As earlier movements such as quality and knowledge management have demonstrated, it is the consulting community that propagates the message and supports the change programs essential to success. They have an excellent record of adapting ideas to local cultures. The idea of breaking free from the performance contract has already permeated many organizations in a number of countries. Here are some examples for countries Borealis have production facilities. In the UK, organizations such as Bulmers, have adopted the ideas in a serious way, and large organizations such BP-Amoco have taken tentative steps. In Scandinavia, a number of large companies have adopted the principles of beyond budgeting. In continental Europe, Rhodia (France) and Philips (Holland) have embraced the ideas, and UBS (Switzerland) and Siemens (Germany) are on their way. (Cima, 2008)


For Borealis the abolishment of the traditional budget systems and especially the use of rolling forecasts and balance scorecard were a big success. The question is if this is also valid for other companies?

Because of the different critics of the traditional budget systems you can state that the traditional budget systems are not the best way to control and manage a company.
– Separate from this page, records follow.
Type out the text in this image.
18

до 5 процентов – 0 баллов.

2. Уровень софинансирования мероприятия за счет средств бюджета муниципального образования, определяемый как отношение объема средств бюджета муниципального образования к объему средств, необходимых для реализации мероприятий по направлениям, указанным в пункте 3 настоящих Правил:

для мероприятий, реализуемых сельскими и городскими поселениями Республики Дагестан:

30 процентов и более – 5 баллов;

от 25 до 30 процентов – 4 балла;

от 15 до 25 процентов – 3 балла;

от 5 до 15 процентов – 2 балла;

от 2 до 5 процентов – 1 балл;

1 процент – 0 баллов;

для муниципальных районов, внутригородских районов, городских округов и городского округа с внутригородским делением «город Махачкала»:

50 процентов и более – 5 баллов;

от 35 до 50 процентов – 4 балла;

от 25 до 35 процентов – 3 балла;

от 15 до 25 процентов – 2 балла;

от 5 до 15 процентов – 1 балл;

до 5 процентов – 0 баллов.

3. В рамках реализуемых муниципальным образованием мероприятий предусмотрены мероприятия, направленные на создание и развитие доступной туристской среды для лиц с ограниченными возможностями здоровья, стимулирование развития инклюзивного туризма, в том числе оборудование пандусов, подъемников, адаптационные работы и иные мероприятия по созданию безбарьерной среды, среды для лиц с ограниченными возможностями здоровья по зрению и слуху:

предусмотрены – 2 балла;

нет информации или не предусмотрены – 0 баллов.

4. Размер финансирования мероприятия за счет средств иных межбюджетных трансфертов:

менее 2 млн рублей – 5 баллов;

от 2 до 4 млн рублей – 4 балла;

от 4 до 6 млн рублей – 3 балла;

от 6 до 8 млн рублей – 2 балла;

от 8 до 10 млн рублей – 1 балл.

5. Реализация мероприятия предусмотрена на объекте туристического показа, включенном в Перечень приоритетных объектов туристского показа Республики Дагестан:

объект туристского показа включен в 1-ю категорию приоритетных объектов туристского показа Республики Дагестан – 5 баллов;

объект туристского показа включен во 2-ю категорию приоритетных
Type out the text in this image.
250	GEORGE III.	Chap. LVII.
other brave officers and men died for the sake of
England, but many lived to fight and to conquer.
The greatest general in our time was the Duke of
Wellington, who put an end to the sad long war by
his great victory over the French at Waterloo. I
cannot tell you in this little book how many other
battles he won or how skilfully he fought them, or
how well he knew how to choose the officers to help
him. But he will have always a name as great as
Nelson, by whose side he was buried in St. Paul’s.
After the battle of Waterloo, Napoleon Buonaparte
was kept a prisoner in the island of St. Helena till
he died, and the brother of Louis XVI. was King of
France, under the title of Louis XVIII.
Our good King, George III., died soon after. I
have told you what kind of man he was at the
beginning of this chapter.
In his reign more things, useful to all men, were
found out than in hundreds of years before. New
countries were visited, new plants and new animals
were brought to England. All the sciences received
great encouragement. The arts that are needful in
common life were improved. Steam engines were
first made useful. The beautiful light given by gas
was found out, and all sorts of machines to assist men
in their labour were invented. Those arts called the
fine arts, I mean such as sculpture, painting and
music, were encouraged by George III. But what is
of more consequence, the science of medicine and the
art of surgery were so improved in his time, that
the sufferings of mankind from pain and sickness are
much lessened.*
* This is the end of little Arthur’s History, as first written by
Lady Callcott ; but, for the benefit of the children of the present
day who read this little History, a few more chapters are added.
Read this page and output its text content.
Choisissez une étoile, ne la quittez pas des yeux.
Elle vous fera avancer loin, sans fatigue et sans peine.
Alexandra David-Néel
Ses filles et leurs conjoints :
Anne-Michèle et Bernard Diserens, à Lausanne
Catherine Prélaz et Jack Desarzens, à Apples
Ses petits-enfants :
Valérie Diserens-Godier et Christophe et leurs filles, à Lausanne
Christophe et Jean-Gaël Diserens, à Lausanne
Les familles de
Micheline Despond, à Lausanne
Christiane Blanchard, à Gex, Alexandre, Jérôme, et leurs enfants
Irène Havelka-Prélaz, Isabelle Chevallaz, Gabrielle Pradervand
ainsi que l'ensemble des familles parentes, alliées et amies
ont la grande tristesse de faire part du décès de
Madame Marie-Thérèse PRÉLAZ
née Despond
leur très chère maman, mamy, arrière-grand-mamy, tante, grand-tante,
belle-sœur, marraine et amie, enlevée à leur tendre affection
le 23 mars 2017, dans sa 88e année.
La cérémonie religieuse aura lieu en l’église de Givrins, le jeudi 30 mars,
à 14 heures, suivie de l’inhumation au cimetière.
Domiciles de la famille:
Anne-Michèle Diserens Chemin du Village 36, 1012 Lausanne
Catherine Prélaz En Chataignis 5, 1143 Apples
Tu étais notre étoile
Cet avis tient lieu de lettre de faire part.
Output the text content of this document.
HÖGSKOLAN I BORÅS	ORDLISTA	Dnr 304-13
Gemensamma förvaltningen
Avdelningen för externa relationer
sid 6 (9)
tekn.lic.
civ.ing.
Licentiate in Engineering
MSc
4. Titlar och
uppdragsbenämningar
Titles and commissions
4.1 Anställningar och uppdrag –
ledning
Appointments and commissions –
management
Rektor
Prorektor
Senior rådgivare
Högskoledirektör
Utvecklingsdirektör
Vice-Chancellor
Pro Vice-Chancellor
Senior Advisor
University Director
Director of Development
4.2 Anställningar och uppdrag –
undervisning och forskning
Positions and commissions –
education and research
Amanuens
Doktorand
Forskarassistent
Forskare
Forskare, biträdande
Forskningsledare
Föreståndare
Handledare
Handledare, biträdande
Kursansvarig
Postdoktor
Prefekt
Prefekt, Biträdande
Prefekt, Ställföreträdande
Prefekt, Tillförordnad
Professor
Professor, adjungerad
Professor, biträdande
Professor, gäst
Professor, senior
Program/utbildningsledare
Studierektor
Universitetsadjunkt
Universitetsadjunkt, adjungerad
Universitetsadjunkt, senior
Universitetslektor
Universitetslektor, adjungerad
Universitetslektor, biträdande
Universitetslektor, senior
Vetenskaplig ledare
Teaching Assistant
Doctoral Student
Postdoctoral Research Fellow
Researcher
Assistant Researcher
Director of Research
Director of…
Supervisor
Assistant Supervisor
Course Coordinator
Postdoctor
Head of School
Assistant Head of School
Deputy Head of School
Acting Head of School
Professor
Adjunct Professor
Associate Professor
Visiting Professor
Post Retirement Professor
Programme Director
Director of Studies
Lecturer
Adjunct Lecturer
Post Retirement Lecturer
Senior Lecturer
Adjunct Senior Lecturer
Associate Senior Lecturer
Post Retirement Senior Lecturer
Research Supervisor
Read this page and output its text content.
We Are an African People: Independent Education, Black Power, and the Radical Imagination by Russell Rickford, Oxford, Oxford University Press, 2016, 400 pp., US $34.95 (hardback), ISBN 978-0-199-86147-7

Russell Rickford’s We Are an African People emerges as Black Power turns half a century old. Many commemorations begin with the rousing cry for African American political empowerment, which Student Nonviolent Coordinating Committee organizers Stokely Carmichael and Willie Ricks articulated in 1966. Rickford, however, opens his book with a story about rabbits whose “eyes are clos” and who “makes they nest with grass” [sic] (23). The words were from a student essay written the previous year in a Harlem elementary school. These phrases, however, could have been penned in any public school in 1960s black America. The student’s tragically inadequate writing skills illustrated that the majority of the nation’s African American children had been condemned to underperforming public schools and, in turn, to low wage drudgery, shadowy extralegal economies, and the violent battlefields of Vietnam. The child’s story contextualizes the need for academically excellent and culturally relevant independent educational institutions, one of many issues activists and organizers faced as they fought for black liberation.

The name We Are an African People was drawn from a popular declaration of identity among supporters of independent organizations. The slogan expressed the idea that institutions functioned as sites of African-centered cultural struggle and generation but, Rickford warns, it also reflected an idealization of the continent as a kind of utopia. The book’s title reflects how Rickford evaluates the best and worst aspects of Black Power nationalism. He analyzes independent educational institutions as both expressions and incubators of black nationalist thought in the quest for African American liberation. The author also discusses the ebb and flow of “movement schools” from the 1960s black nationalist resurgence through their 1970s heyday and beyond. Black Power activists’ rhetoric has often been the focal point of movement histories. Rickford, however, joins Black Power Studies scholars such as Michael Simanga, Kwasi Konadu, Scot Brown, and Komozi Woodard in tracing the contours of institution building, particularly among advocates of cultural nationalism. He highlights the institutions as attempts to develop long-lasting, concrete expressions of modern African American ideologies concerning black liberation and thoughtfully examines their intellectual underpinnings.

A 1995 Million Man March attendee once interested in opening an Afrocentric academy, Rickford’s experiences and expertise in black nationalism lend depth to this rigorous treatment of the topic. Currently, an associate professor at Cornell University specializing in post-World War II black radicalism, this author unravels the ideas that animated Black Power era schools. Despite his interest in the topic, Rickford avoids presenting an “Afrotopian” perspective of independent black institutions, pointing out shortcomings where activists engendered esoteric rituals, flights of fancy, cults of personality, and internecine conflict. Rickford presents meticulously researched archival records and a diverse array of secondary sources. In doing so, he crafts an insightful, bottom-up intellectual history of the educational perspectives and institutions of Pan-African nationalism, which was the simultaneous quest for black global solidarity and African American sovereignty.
However the way how Borealis solved the problems with the traditional budget systems is not adequate for every company. Different characteristics of companies and markets are crucial for the adoption of different management tools. Therefore there could be better instruments for other companies to set their targets instead of for example using the balance scorecard. Moreover the design of the balance scorecard, for example how many Key Performance Indicators should be used or how the Key Performance Indicators should look, depends from the company and the economical environment, in which a company operates.

A further limitation is that change from a traditional budget system to a coherent controlling model never ends. Companies have to search for better alternatives all the time and they have to react to changes in the environment of the companies.


In summary the change from the traditional budget system to a new way of controlling and managing was a big success for Borealis. In a complex economical environment the traditional budgeting systems are not sufficient. The new management tools helped borealis to become more flexible in managing the company and to overcome many limitations of the traditional budget systems. You also see at the case of Borealis that the change to a new system never ends. For example Borealis assesses in the year 2000 that they had include to many Key Performance Indicators in their balance Scorecard. Therefore they reduced the number of Key Performance Indicators and they gave the right to develop own site-specific indicators.